You may know that today was mom’s surgery. This is coming from my dad at 6:30pm, so if you speak to him after this or directly take what he says over me!!!
She’s finally out of surgery, she’s ok and stable, she’s not in ICU, she’s in a normal room, she’s in a lot of pain, has thrown up once, but it’s a reaction to her coming down from the anesthesia. They’re figuring out how to Manage her pain, she’s got a whole pain management team. Daddy is with her. And dad is very tired.
So, I’ve updated you on mom and dad, Brandon is at work until close tonight, the boys are out on a mowing job, the puppies are clearly anxious and confused as to why mom isn’t here (she’s their favorite) and I’m home alone watching Netflix. I’d love to say I feel relieved and in some ways I do, but I feel lonely and I want Brandon here.
I can tell I’m feeling upset somehow because I’m wanting cheesecake, and doughnuts, and Diet Coke, and gravy and cake. These are my addiction foods and when I’m feeling overwhelmed they are my go to.
I like that I’m having time by myself today, right now, and at the same time I feel too alone with my own headspace. I can feel depression creeping down my back like a creeping little spider, literally making my skin crawl from the icky thoughts that it brings. In a trigger warning way, I feel really tempted to self-harm (something I’ve struggled with in the past) but I know I shouldn’t, I know that, I’m alone, and logically because I’m on chemo pills that make it harder for my blood to coagulate and no one home here, I might as well just save sometime and kill myself lol. Don’t worry, I’m not going to!!!! Just thinking logically, that is what would happen. I’m tempted but I know I can’t, that would hurt Brandon and I won’t do that.
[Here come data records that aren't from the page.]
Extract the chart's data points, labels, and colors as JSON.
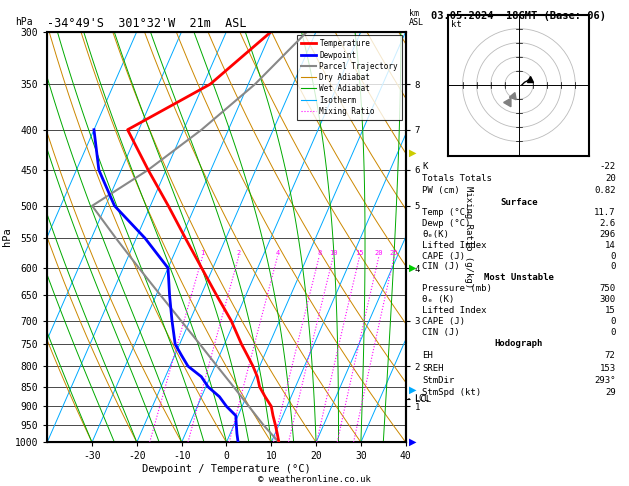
{
  "title_left": "-34°49'S  301°32'W  21m  ASL",
  "title_right": "03.05.2024  18GMT (Base: 06)",
  "xlabel": "Dewpoint / Temperature (°C)",
  "ylabel_left": "hPa",
  "ylabel_right_km": "km\nASL",
  "ylabel_right_mix": "Mixing Ratio (g/kg)",
  "pressure_levels": [
    300,
    350,
    400,
    450,
    500,
    550,
    600,
    650,
    700,
    750,
    800,
    850,
    900,
    950,
    1000
  ],
  "temp_range_display": [
    -40,
    40
  ],
  "skew_factor": 40,
  "background_color": "#ffffff",
  "temp_profile": {
    "pressure": [
      1000,
      975,
      950,
      925,
      900,
      875,
      850,
      825,
      800,
      775,
      750,
      700,
      650,
      600,
      550,
      500,
      450,
      400,
      350,
      300
    ],
    "temp": [
      11.7,
      10.5,
      9.2,
      7.8,
      6.5,
      4.2,
      2.0,
      0.5,
      -1.5,
      -3.8,
      -6.2,
      -10.8,
      -16.5,
      -22.5,
      -29.0,
      -36.0,
      -44.0,
      -52.5,
      -38.5,
      -30.0
    ],
    "color": "#ff0000",
    "linewidth": 2.0
  },
  "dewpoint_profile": {
    "pressure": [
      1000,
      975,
      950,
      925,
      900,
      875,
      850,
      825,
      800,
      775,
      750,
      700,
      650,
      600,
      550,
      500,
      450,
      400
    ],
    "dewp": [
      2.6,
      1.5,
      0.5,
      -0.5,
      -3.5,
      -6.0,
      -9.5,
      -12.0,
      -16.0,
      -18.5,
      -21.0,
      -24.0,
      -27.0,
      -30.0,
      -38.0,
      -48.0,
      -55.0,
      -60.0
    ],
    "color": "#0000ff",
    "linewidth": 2.0
  },
  "parcel_trajectory": {
    "pressure": [
      1000,
      950,
      900,
      850,
      800,
      750,
      700,
      650,
      600,
      550,
      500,
      450,
      400,
      350,
      300
    ],
    "temp": [
      11.7,
      6.5,
      1.5,
      -3.8,
      -9.5,
      -15.5,
      -22.0,
      -29.0,
      -36.5,
      -44.5,
      -53.0,
      -44.0,
      -36.0,
      -28.5,
      -22.0
    ],
    "color": "#888888",
    "linewidth": 1.5
  },
  "stats": {
    "K": -22,
    "Totals_Totals": 20,
    "PW_cm": 0.82,
    "Surface_Temp": 11.7,
    "Surface_Dewp": 2.6,
    "Surface_theta_e": 296,
    "Surface_LI": 14,
    "Surface_CAPE": 0,
    "Surface_CIN": 0,
    "MU_Pressure": 750,
    "MU_theta_e": 300,
    "MU_LI": 15,
    "MU_CAPE": 0,
    "MU_CIN": 0,
    "EH": 72,
    "SREH": 153,
    "StmDir": 293,
    "StmSpd": 29
  },
  "legend_items": [
    {
      "label": "Temperature",
      "color": "#ff0000",
      "lw": 2.0,
      "ls": "-"
    },
    {
      "label": "Dewpoint",
      "color": "#0000ff",
      "lw": 2.0,
      "ls": "-"
    },
    {
      "label": "Parcel Trajectory",
      "color": "#888888",
      "lw": 1.5,
      "ls": "-"
    },
    {
      "label": "Dry Adiabat",
      "color": "#cc8800",
      "lw": 0.8,
      "ls": "-"
    },
    {
      "label": "Wet Adiabat",
      "color": "#00aa00",
      "lw": 0.8,
      "ls": "-"
    },
    {
      "label": "Isotherm",
      "color": "#00aaff",
      "lw": 0.8,
      "ls": "-"
    },
    {
      "label": "Mixing Ratio",
      "color": "#ff00ff",
      "lw": 0.8,
      "ls": ":"
    }
  ],
  "mixing_ratio_values": [
    1,
    2,
    4,
    8,
    10,
    15,
    20,
    25
  ],
  "mixing_ratio_color": "#ff00ff",
  "isotherm_color": "#00aaff",
  "dry_adiabat_color": "#cc8800",
  "wet_adiabat_color": "#00aa00",
  "copyright": "© weatheronline.co.uk",
  "lcl_pressure": 880,
  "wind_barb_colors": [
    "#ff0000",
    "#ff8800",
    "#cc00cc",
    "#0000ff",
    "#00aaff",
    "#00cc00",
    "#cccc00"
  ],
  "wind_barb_pressures": [
    150,
    200,
    250,
    300,
    350,
    500,
    700
  ]
}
Like, i would be shopping with my friends right now if I could, my hair would be so healthy and long and blonde right now, my skin would be so tan and without all these stretchmarks, I’d be graduated and working my dream job at Allsteel, coming home to my perfect husband and fur-babies, I’d be helping improve my parents house so that it was better for them, using my ID degree to help them first, I’d be applying to Cornell’s DEA program for January 2017, I’d be so much further ahead in wedding planning, I’d be working out harder for the wedding, and re-reading my annual summer reading list and going to Genesius Guild productions… my life was supposed to be so different and it’s not what I want it to be right now. I keep thinking that hopefully, God-willing, next summer will be more like what I was hoping.
Pray for my mom and my family please.